The Hankel determinant appears in representations of solutions to several integrable systems. An asymptotic expansion of the Hankel determinant thus plays a key role in the investigation of asymptotic analysis of such integrable systems. This paper presents an asymptotic expansion formula of a certain Casorati determinant as an extension of the Hankel case. This Casorati determinant is then shown to be associated with the solution to the discrete hungry Lotka–Volterra (dhLV) system, which is an integrable variant of the famous prey–predator model in mathematical biology. Finally, the asymptotic behavior of the dhLV system is clarified using the expansion formula for the Casorati determinant.

Eigenvalue computation of totally nonnegative upper Hessenberg matrices based on a variant of the discrete hungry Toda equation

The integrable discrete hungry Toda (dhToda) equation has already been applied to design an eigenvalue algorithm which computes eigenvalues of totally nonnegative (TN) matrices with lower Hessenberg form. In this paper, an eigenvalue algorithm for computing eigenvalues of TN matrices with upper Hessenberg form is derived based on a variant of the dhToda equation.

Asymptotic analysis for an extended discrete Lotka-Volterra system related to matrix eigenvalues

The integrable discrete hungry Lotka–Volterra (dhLV) system is easily transformed to the qd-type dhLV system, which resembles the recursion formula of the qd algorithm for computing matrix eigenvalues.

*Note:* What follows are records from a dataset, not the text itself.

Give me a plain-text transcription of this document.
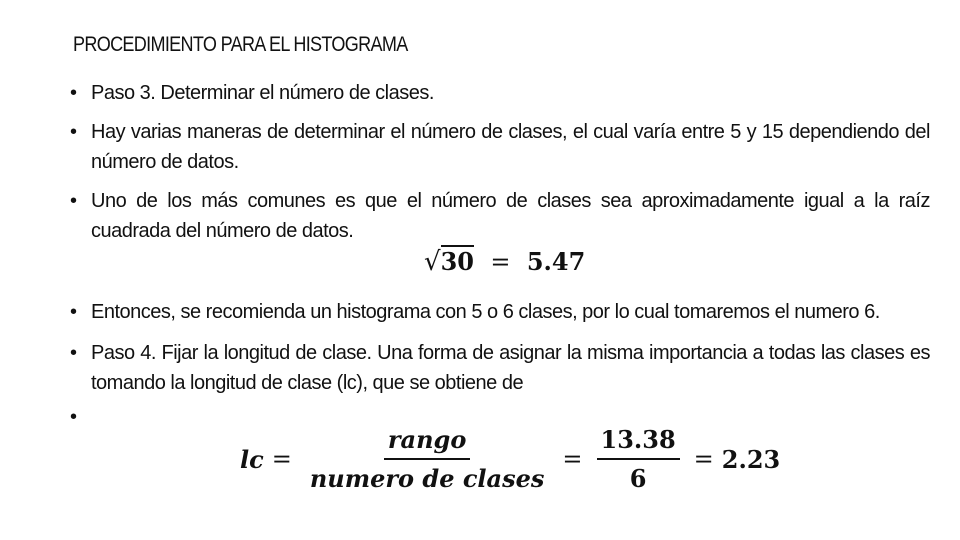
PROCEDIMIENTO PARA EL HISTOGRAMA
• Paso 3. Determinar el número de clases.
• Hay varias maneras de determinar el número de clases, el cual varía entre 5 y 15 dependiendo del número de datos.
• Uno de los más comunes es que el número de clases sea aproximadamente igual a la raíz cuadrada del número de datos.
• Entonces, se recomienda un histograma con 5 o 6 clases, por lo cual tomaremos el numero 6.
• Paso 4. Fijar la longitud de clase. Una forma de asignar la misma importancia a todas las clases es tomando la longitud de clase (lc), que se obtiene de
•
√30 = 5.47
lc = $\frac{\text{rango}}{\text{numero de clases}} = \frac{13.38}{6} = 2.23$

Some of the qd-type dhLV variables play a role for assisting the time evolution of the others. This property does not appear in the original dhLV system. In this article, we first show the existence of a centre manifold for the qd-type dhLV system. With the help of the centre manifold theory, we next investigate the local convergence of the qd-type dhLV system, and then clarify the monotonicity related to the qd-type dhLV variables at the final phase of the convergence.

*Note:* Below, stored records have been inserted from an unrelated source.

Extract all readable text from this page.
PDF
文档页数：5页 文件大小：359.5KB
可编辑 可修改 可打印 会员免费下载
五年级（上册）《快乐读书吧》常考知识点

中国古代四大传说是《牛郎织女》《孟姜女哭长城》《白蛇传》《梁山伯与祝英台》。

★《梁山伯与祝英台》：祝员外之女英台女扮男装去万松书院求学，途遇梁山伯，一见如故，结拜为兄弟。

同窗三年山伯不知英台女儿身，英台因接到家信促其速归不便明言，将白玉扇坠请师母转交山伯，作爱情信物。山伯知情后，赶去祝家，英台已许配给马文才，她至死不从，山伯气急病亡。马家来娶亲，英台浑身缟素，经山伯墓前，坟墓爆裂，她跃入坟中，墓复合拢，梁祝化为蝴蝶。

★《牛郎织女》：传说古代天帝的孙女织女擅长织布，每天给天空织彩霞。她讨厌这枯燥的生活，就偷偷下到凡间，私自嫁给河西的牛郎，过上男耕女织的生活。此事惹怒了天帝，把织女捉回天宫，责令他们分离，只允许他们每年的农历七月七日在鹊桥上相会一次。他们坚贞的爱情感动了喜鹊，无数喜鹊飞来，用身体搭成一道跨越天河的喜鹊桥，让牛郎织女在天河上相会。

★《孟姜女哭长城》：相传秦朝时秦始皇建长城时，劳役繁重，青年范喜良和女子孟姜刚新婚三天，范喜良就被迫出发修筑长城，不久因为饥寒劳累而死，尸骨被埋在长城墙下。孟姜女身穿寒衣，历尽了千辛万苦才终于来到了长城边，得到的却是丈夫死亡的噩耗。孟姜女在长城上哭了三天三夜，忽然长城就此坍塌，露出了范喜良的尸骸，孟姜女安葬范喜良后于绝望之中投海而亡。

Monotonic convergence to eigenvalues of totally nonnegative matrices in an integrable variant of the discrete lotka-volterra system

The Lotka-Volterra (LV) system describes a simple predator-prey model in mathematical biology. The hungry Lotka-Volterra (hLV) system assumed that each predator preys on two or more species is an extension; those involving summations and products of nonlinear terms are referred to as summation-type and product-type hLV systems, respectively. Time-discretizations of these systems are considered in the study of integrable systems, and have been shown to be applicable to computing eigenvalues of totally nonnegative (TN) matrices. Monotonic convergence to eigenvalues of TN matrices, however, has not yet been observed in the time-discretization of the product-type hLV system. In this paper, we show the existence of a center manifold associated with the time-discretization of the product-type hLV system, and then clarify how the solutions approach an equilibrium corresponding to the eigenvalues of TN matrices in the final phase of convergence.

Computation of Eigenvectors for a Specially Structured Banded Matrix

For a specially structured nonsymmetric banded matrix, which is related to a discrete integrable system, we propose a novel method to compute all the eigenvectors. We show that the eigenvector entries are arranged radiating out from the origin on the complex plane. This property enables us to efficiently compute all the eigenvectors. Although the intended matrix has complex eigenvalues, the proposed method can compute all the complex eigenvectors using only arithmetic of real numbers.